US President Trump has what he so dearly craves; the attention of the global media and the world hanging on his every word. As time ticks down to Donald’s deadline, after which he is threatening to commit war crimes on an unprecedented scale against the Iranian people, the gap for negotiations narrows and the likelihood of a US ground invasion into Iran widens. We should be honest about the talks’ chances of success: very low. At present it is likely that negotiators are seeking only to find common ground, however thin, from which a pause in fighting can be agreed upon. We are talking here about the foothills of a framework of an agreement. That’s a million miles from a deal that will satisfy the White House’s demands. And for all that oil.
The Islamic Republic can win a military confrontation by simply staying alive
There is very little chance that Iran would begin any negotiation in the middle of a war by offering up its oil and control over the Strait of Hormuz. Firstly, because that is its most important card, and secondly, because they feel confident that they can exhaust the US’s missile defenses in the region, drive a wedge between the US, Israel and the Gulf. Iran will be seeking incremental assurances from the US as signals that they can enter into talks in good faith. And the Islamic Republic, crucially, feels that it is winning. Not a recipe for a swift deal. Or any deal.
This, in turn, brings us face to face with a US ground incursion into Iran, most likely on to Kharg Island, a significant scrap of land off Bushire. The British Navy once occupied the island in 1856 when it was fighting its own, ultimately fruitless, conflict with Qajar Persia over who controlled the city of Herat, in present-day Western Afghanistan. The occupation of that island by Major General Stalker and his men and their ruinous incursion into Bushire had the desired impact; Qajar Persia called off the siege of Herat, and a line was drawn under the question of ownership of that fabled city. Then, however, is not now.
Since 2001 the Islamic Republic has had a hand in funding, training and fighting alongside pretty much every insurgent and terrorist group in the Middle East. From Yemen to Iraq, from Afghanistan to Lebanon, Syria and Gaza, Iran knows how to fight against occupying forces; it created some of the deadliest Shia militia groups in Iraq that killed scores of Western troops. It trained and equipped the Taliban in Afghanistan; it has seen US and Israel troops up close and personal in different theatres, Syria being the most consequential and recent. The IRGC is a formidable adversary many of whose members would be only too happy to welcome US and Israeli troops into a bloody quagmire across a country they know better than anyone. The al-Qaeda playbook was very simple; drag the US into a conflict in Afghanistan, via 9/11, and bleed them dry. It worked for the Soviet Union, and could, one imagines, work here in Iran.

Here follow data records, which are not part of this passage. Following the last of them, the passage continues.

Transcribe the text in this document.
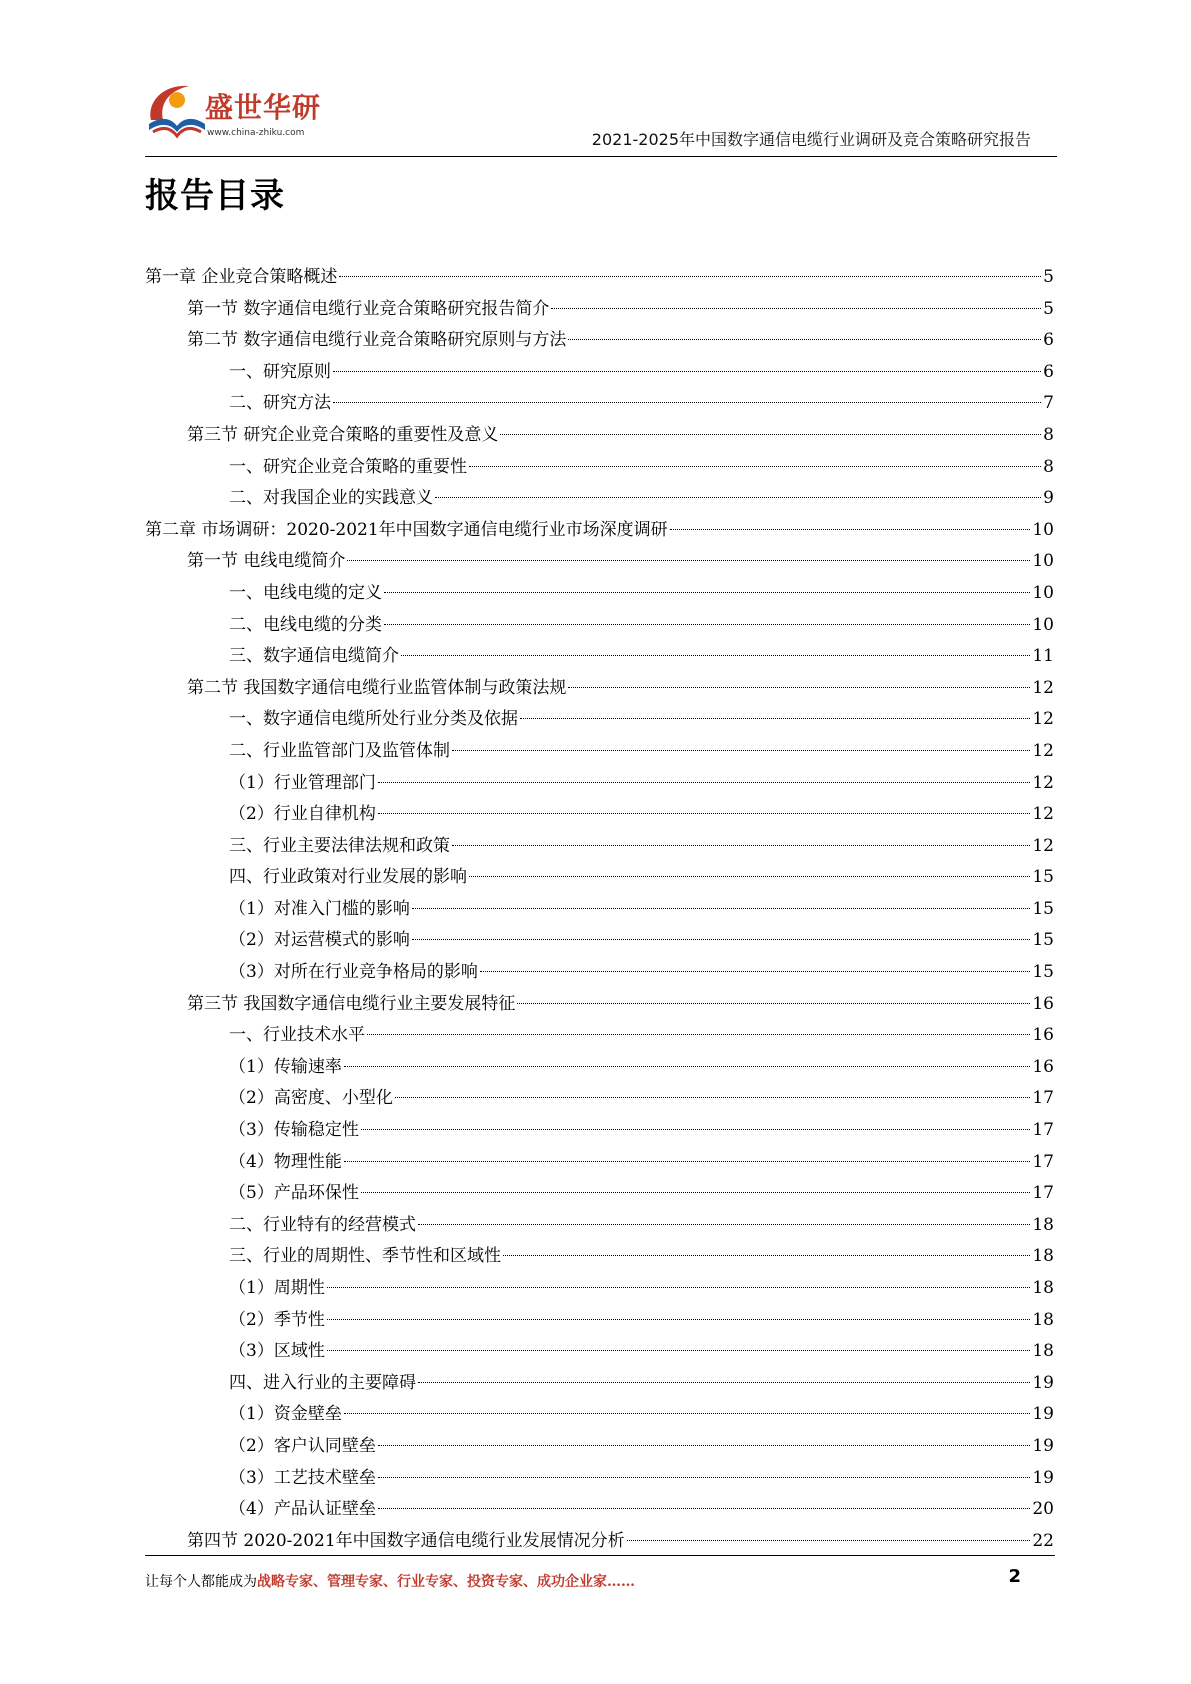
盛世华研
www.china-zhiku.com	2021-2025年中国数字通信电缆行业调研及竞合策略研究报告
报告目录
第一章 企业竞合策略概述	5
第一节 数字通信电缆行业竞合策略研究报告简介	5
第二节 数字通信电缆行业竞合策略研究原则与方法	6
一、研究原则	6
二、研究方法	7
第三节 研究企业竞合策略的重要性及意义	8
一、研究企业竞合策略的重要性	8
二、对我国企业的实践意义	9
第二章 市场调研：2020-2021年中国数字通信电缆行业市场深度调研	10
第一节 电线电缆简介	10
一、电线电缆的定义	10
二、电线电缆的分类	10
三、数字通信电缆简介	11
第二节 我国数字通信电缆行业监管体制与政策法规	12
一、数字通信电缆所处行业分类及依据	12
二、行业监管部门及监管体制	12
（1）行业管理部门	12
（2）行业自律机构	12
三、行业主要法律法规和政策	12
四、行业政策对行业发展的影响	15
（1）对准入门槛的影响	15
（2）对运营模式的影响	15
（3）对所在行业竞争格局的影响	15
第三节 我国数字通信电缆行业主要发展特征	16
一、行业技术水平	16
（1）传输速率	16
（2）高密度、小型化	17
（3）传输稳定性	17
（4）物理性能	17
（5）产品环保性	17
二、行业特有的经营模式	18
三、行业的周期性、季节性和区域性	18
（1）周期性	18
（2）季节性	18
（3）区域性	18
四、进入行业的主要障碍	19
（1）资金壁垒	19
（2）客户认同壁垒	19
（3）工艺技术壁垒	19
（4）产品认证壁垒	20
第四节 2020-2021年中国数字通信电缆行业发展情况分析	22
让每个人都能成为战略专家、管理专家、行业专家、投资专家、成功企业家……	2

This is not a war that can be won militarily. Not a war in which US interests can be achieved through continuous escalation; each step up the ladder the US takes, Iran will take one more, confident it has a higher threshold for economic and political pain. US targeting of Iranian critical national infrastructure could well lead to Gulf desalination plants being targeted, effectively raising the risk of a whole region dying of thirst. The more the US and Israel strike Iranian targets, the more Iran will hold on to its primary leverage (the Strait of Hormuz), cleave to its allies (China and Russia) and entrench the IRGC at the top of a kleptocratic military junta. All the while, Iran’s leaders will continue oppressing their people into deeper misery. The Islamic Republic can win a military confrontation by simply staying alive.
There has rarely been a more important moment for Steve Witkoff and his team to see clearly, negotiate sensibly and realise just what is at stake here. Not just the chance to avoid a massive calamitous military mistake, but also the chance to avoid the United States losing its moral standing on the world stage. Striking Iran’s critical national infrastructure would be a flagrant violation of the Law of Armed Conflict and perhaps even call into question the nature of other Western countries’ alliances with the US.
Whatever happens in the next 12 hours, we risk seeing all parties losing control of this conflict. What began in a hail of missiles and a jumble of contradictory reasonings risks becoming farce. US strategic objectives – sometimes “regime change,” other times a deal – lack coherence. As much as it might pain the US, they must start to see negotiations as the only way out of this mess. Negotiations from a position of parity, not supreme overlordship. No one is in control of the war; a negotiated settlement can at least restore some measure of control and ease the suffering of the Iranian people.